Les relations sont tendues entre la direction et les syndicats, personne ne veut en démordre. Plusieurs conseils d’entreprise extraordinaires ont été mis en place mais ont rapidement été écourtés. Le dialogue est plus que fermé. Myriam Delmée et Nora En Nadi dénoncent la pression constante de la direction.

La pression est constante

“Il y a des travailleurs qui n’ont encore jamais fait grève de leur vie chez Delhaize, pour les plus jeunes d’entre eux, raconte Myriam Delmée. Quand ils se déclaraient grévistes, la direction leur disait : “Toi, avec la tête que t’as et le nombre de jours de grève que tu fais, tu t’imagines quand même pas être repris chez un franchisé ?” La pression, elle est constante et tous les arguments sont bons. La direction met des notes dans les magasins en disant que les grèves sont illégales, que les gens seront en absences injustifiées, qu’ils risquent de se faire licencier. La direction essaye de diviser les gens en les faisant voter pour ou contre la grève.  Ils veulent assister systématiquement à toutes les assemblées du personnel que nous faisons. Ils ont déjà tout dit et n’importe quoi.”
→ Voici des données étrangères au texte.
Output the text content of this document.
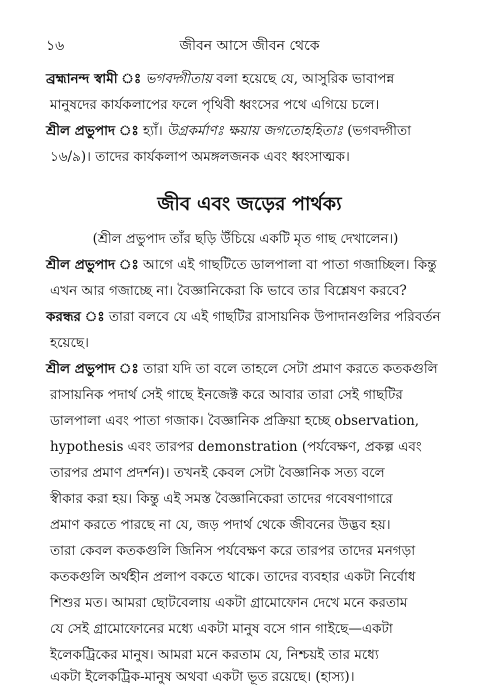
১৬	জীবন আসে জীবন থেকে
ব্রহ্মানন্দ স্বামী ঃ ভগবদ্গীতায় বলা হয়েছে যে, আসুরিক ভাবাপন্ন
মানুষদের কার্যকলাপের ফলে পৃথিবী ধ্বংসের পথে এগিয়ে চলে।
শ্রীল প্রভুপাদ ঃ হ্যাঁ। উগ্রকর্মাণঃ ক্ষয়ায় জগতোহহিতাঃ (ভগবদ্গীতা
১৬/৯)। তাদের কার্যকলাপ অমঙ্গলজনক এবং ধ্বংসাত্মক।
জীব এবং জড়ের পার্থক্য
(শ্রীল প্রভুপাদ তাঁর ছড়ি উঁচিয়ে একটি মৃত গাছ দেখালেন।)
শ্রীল প্রভুপাদ ঃ আগে এই গাছটিতে ডালপালা বা পাতা গজাচ্ছিল। কিন্তু
এখন আর গজাচ্ছে না। বৈজ্ঞানিকেরা কি ভাবে তার বিশ্লেষণ করবে?
করন্ধর ঃ তারা বলবে যে এই গাছটির রাসায়নিক উপাদানগুলির পরিবর্তন
হয়েছে।
শ্রীল প্রভুপাদ ঃ তারা যদি তা বলে তাহলে সেটা প্রমাণ করতে কতকগুলি
রাসায়নিক পদার্থ সেই গাছে ইনজেক্ট করে আবার তারা সেই গাছটির
ডালপালা এবং পাতা গজাক। বৈজ্ঞানিক প্রক্রিয়া হচ্ছে observation,
hypothesis এবং তারপর demonstration (পর্যবেক্ষণ, প্রকল্প এবং
তারপর প্রমাণ প্রদর্শন)। তখনই কেবল সেটা বৈজ্ঞানিক সত্য বলে
স্বীকার করা হয়। কিন্তু এই সমস্ত বৈজ্ঞানিকেরা তাদের গবেষণাগারে
প্রমাণ করতে পারছে না যে, জড় পদার্থ থেকে জীবনের উদ্ভব হয়।
তারা কেবল কতকগুলি জিনিস পর্যবেক্ষণ করে তারপর তাদের মনগড়া
কতকগুলি অর্থহীন প্রলাপ বকতে থাকে। তাদের ব্যবহার একটা নির্বোধ
শিশুর মত। আমরা ছোটবেলায় একটা গ্রামোফোন দেখে মনে করতাম
যে সেই গ্রামোফোনের মধ্যে একটা মানুষ বসে গান গাইছে—একটা
ইলেকট্রিকের মানুষ। আমরা মনে করতাম যে, নিশ্চয়ই তার মধ্যে
একটা ইলেকট্রিক-মানুষ অথবা একটা ভূত রয়েছে। (হাস্য)।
“Ils essayent de diviser les travailleurs, explique Nora En Nadi. Il faut arrêter de croire la direction. Si on avait une garantie, jusqu’à la fin de notre carrière, de garder notre place et nos droits comme on les a aujourd’hui, forcément on aurait les magasins ouverts.”

À l’intérieur des magasins, les employé·es s’occupent avec du nettoyage ou du réassort de rayons. Au niveau des piquets de grève, des tournantes ont été mises en place pour permettre aux membres du personnel qui le désirent de travailler à certains moments pour assurer leur revenu.

Un nouveau conseil d’entreprise extraordinaire a eu lieu le 28 mars en matinée afin de trouver un accord. Les syndicats revendiquent au moins la loi Renault, obligeant l’employeur/euse à informer au préalable l’intention de licenciement collectif et à en notifier les motifs par écrit. Ils espèrent une possibilité de négociation. Pourtant, à l’issue du conseil, la direction demande la nomination d’un médiateur social et la proposition d’accord est soldée par un échec. La grève continue donc. Pour la suite, un conseil d’entreprise, cette fois ordinaire, aura lieu le 24 avril. D’ici là, la direction ne souhaite pas établir d’autres contacts avec les syndicats.